Imprenta Americana was closed down permanently by Venezuelan dictator Juan Vicente Gómez, on 23 August 1917.

==Legacy==
Eduardo López Rivas is regarded in his country as a revolutionary of the press and the graphic arts, and his name is associated with freedom of speech and public spirit. The government of Zulia State has honored the editor's memory, by giving the name of Eduardo López Rivas and his publications to important places and events in that region of Venezuela.

- Municipal Journalism Award "Eduardo López Rivas:" This prize is awarded annually by the City Council of Maracaibo to the best journalistic work in defense of public welfare.

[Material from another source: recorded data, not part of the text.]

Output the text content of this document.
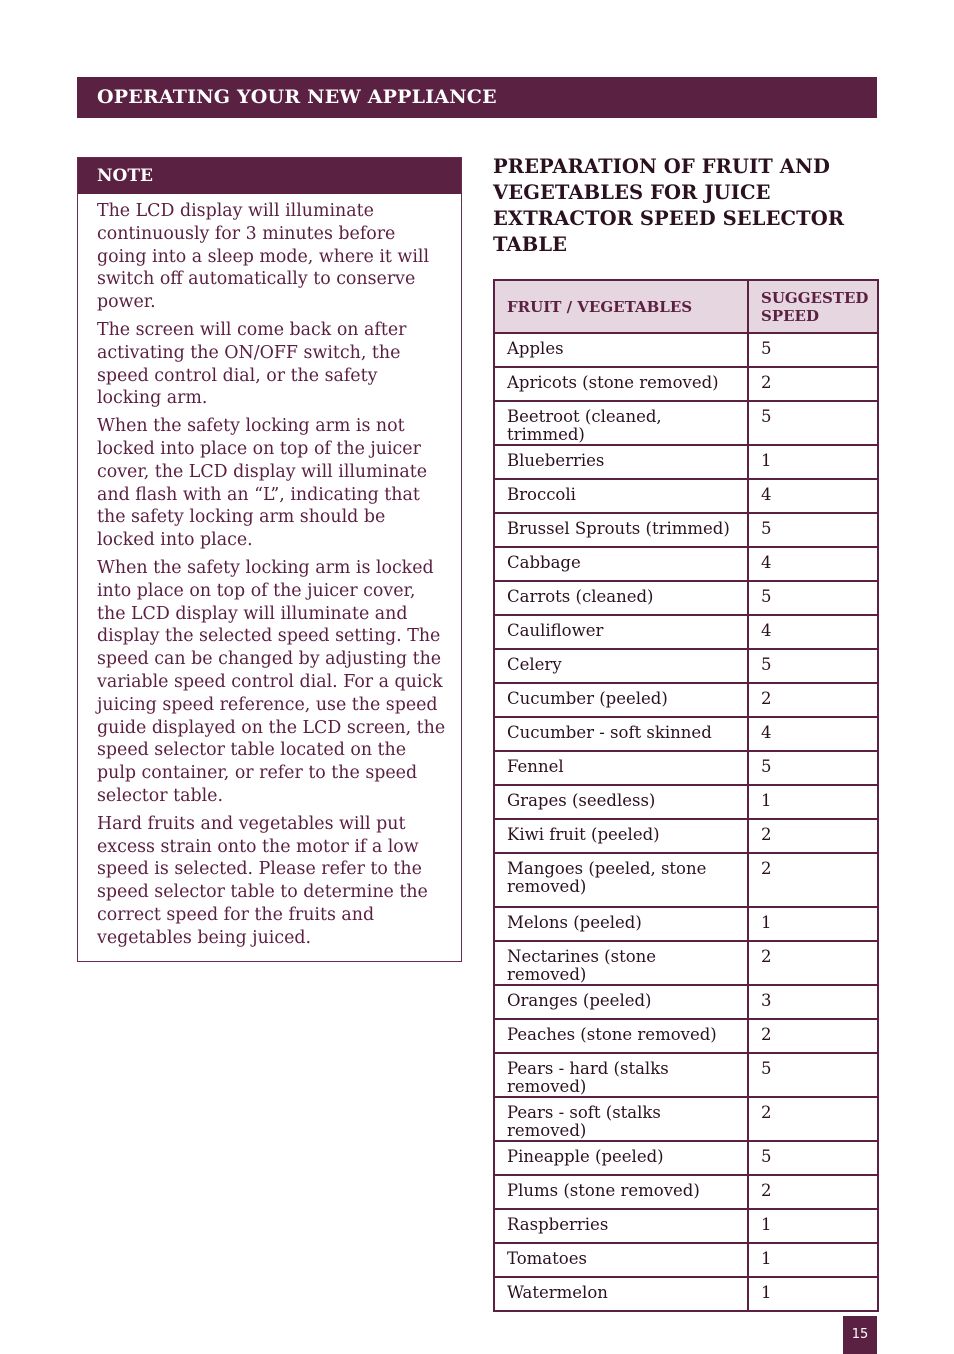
OPERATING YOUR NEW APPLIANCE
NOTE

The LCD display will illuminate continuously for 3 minutes before going into a sleep mode, where it will switch off automatically to conserve power.

The screen will come back on after activating the ON/OFF switch, the speed control dial, or the safety locking arm.

When the safety locking arm is not locked into place on top of the juicer cover, the LCD display will illuminate and flash with an “L”, indicating that the safety locking arm should be locked into place.

When the safety locking arm is locked into place on top of the juicer cover, the LCD display will illuminate and display the selected speed setting. The speed can be changed by adjusting the variable speed control dial. For a quick juicing speed reference, use the speed guide displayed on the LCD screen, the speed selector table located on the pulp container, or refer to the speed selector table.

Hard fruits and vegetables will put excess strain onto the motor if a low speed is selected. Please refer to the speed selector table to determine the correct speed for the fruits and vegetables being juiced.

PREPARATION OF FRUIT AND VEGETABLES FOR JUICE EXTRACTOR SPEED SELECTOR TABLE
FRUIT / VEGETABLES	SUGGESTED SPEED
Apples	5
Apricots (stone removed)	2
Beetroot (cleaned, trimmed)	5
Blueberries	1
Broccoli	4
Brussel Sprouts (trimmed)	5
Cabbage	4
Carrots (cleaned)	5
Cauliflower	4
Celery	5
Cucumber (peeled)	2
Cucumber - soft skinned	4
Fennel	5
Grapes (seedless)	1
Kiwi fruit (peeled)	2
Mangoes (peeled, stone removed)	2
Melons (peeled)	1
Nectarines (stone removed)	2
Oranges (peeled)	3
Peaches (stone removed)	2
Pears - hard (stalks removed)	5
Pears - soft (stalks removed)	2
Pineapple (peeled)	5
Plums (stone removed)	2
Raspberries	1
Tomatoes	1
Watermelon	1
15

- El Zulia ilustrado Award: This prize is annually awarded by the Zulia State government to the best work in newspapers graphic arts.
- Eduardo López Rivas Library: Eduardo López Rivas is the name of the new Maracaibo Public Press Library, opened to the public in 2004.
- Pantheon of Zulia State: On 14 June 2012, the Board of Honors of the Pantheon of Zulia State, chaired by the governor of Zulia, approved the transfer of Eduardo López Rivas remains to the State Pantheon. The ceremony at the State Pantheon took place on 24 February 2015.